≪地区福祉組織実務担当者視察研修会 所感≫

     11月ごろに開催を予定していたこの研修会を、いつごろ開催するか迷いながら、今回の開催となった。どこのコミュニティセンターも当会と同じく、秋に予定していた事業が後送りにされて忙しい中、9名が参加してくださった。少人数で残念であったが、グループをわけずに全体で同じ話ができたという点ではよかった。

     実務担当者と会うと、よく愚痴がきかれる。それは私自身も含めてで、愚痴ばかり言っていても何も変わらないと思いつつ、言うべきときに言わないとどこかにひずみがでてくる。人の愚痴をきいていると(第三者からみていると)、その中に解決のヒントがあるのになぁと思うことが日々あり、ちょっとした思いつきで、今回のプログラムを企画した。それは、日常的な会話の中に、いつもアイデアは転がっているということを感じてもらいたかったのだが、「愚痴を思い切って言っていい」ということが、こんなにもめずらしい機会だったのかということに驚いた。

     どなたかのふりかえりシートにもあったように、人のせいにしてばかりいてはすすまない、人をかえるより自分が変わることのほうが簡単と気づいてもらうことが、リフレッシュにもつながればいいなぁと感じた。

     数年前まで、定期的に開催されていた主事の連絡会がここ1〜2年はおこなわれていないということで、その面でも地域の情報交換がじっくりとできたことは、有意義であった。

     たとえ隣り合った地域であっても、「地域性」は様々だとわかっていたつもりだが、今回各地域の話をきいたことで、あらためてそのことを認識した。同時に、20数地区ある地区福祉組織に関して「一体何ができるのか」ということを自問することにもなった。今社協として、やるべきことは何か?

     実務担当者は、本当に地域の様々なことを知っていて、いろいろな夢を描きながらそれに向かって事業を重ねているということを知り、大変心強く思った。共同募金で集めたお金を、できるだけ地域で有効に活用してもらうために、資金面での援助はなんとか継続をしていきたいと思いつつ、それ以外のサポートは具体的に何ができるのか、何をすべきか、あらためて考えるときにきたと感じた。

     あらゆる事業が、コミュニティセンターに委託されているために、現場の事務が煩雑になっていることをきくと、やはり地域のコミュニティセンターを本当の意味での拠点としたファミリーソーシャルワークを実現させたいという思いがさらに強くなった。それは、大きな夢ではあるが、地域を大事にするということを考え、コミュニティセンターに事業委託している関係機関、行政関係課等との連絡会(委託している側は、コミュニティセンターにどんな事業が委託されているかを知らない)は、なんとか実施してみたいと感じた。

     各課から事業ごとに分けて出されている補助金や委託費を、総額で地域に補助し、地域の選択でその地域で必要なものに配分していく・・・というのは、実現不可能に近い理想であるかもしれないが、柏崎独自のやり方としてもし実現すれば、「地方分権」の価値があると感じる。
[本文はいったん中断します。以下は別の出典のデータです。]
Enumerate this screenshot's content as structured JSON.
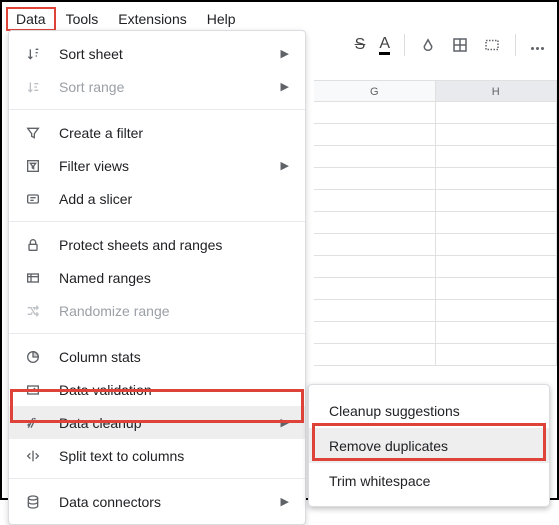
{
  "menubar": {
    "data": "Data",
    "tools": "Tools",
    "extensions": "Extensions",
    "help": "Help"
  },
  "columns": {
    "g": "G",
    "h": "H"
  },
  "menu": {
    "sort_sheet": "Sort sheet",
    "sort_range": "Sort range",
    "create_filter": "Create a filter",
    "filter_views": "Filter views",
    "add_slicer": "Add a slicer",
    "protect": "Protect sheets and ranges",
    "named_ranges": "Named ranges",
    "randomize": "Randomize range",
    "column_stats": "Column stats",
    "data_validation": "Data validation",
    "data_cleanup": "Data cleanup",
    "split_text": "Split text to columns",
    "data_connectors": "Data connectors"
  },
  "submenu": {
    "cleanup_suggestions": "Cleanup suggestions",
    "remove_duplicates": "Remove duplicates",
    "trim_whitespace": "Trim whitespace"
  }
}
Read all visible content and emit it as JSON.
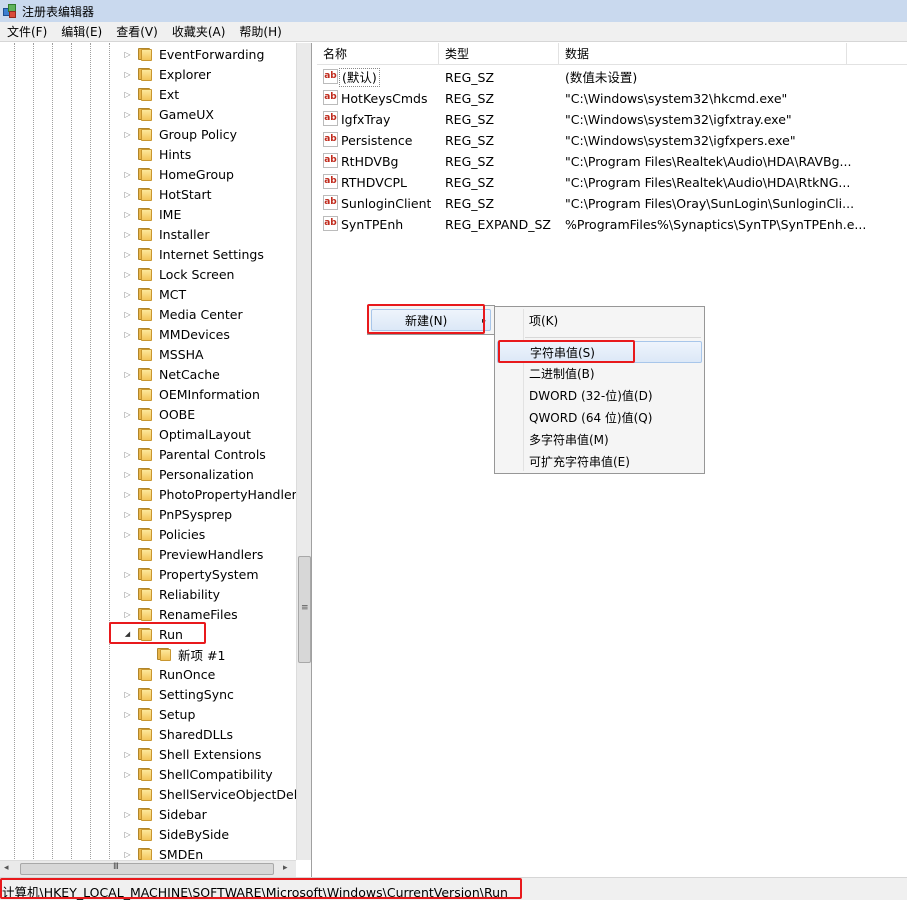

その面では、行政の担当職員から参加してもらったのは、大変よかった。今回の研修の成果第1歩として、連携をとりながら、ぜひ連絡会から実現させたい。

     コミュニティセンターが、ひも付きの事業ばかりで展開していくことはなかなか難しく、コミュニティビジネスを何かやりたいという声も多く聞かれた。また、さすがに地域の情報を良く知っているだけあり、その芽となるところをすでに育てに入っている地域もあった。その点の、情報収集や情報発信にも心を配って行きたい。

     震災の長期ボランティアに来ている人は、何か心に問題を抱えている人もいる・・・という話から、「病んでいるところにエネルギーがある」と和田さんが話してくださった。うまくいかないところは、つい後回しにしたり、手をつけたくない・・・と思うことがあるが、それは次へのステップであるということが、とても私の心に響いた。自分へのエールとして、うまくいかないところこそ、しっかりと時間を費やしてクリアしていこうと思った。

     また、住民を巻き込んだ地域づくりの手法ということで、地域でもワークショップをどんどん展開していけたらと思う。ワークショップの経験者やファシリテーターを増やしていくことにも、今後力をいれたい。もちろん、自分自身の技術もどんどん体験しながら磨いていきたいと、あらためて感じる時間であった。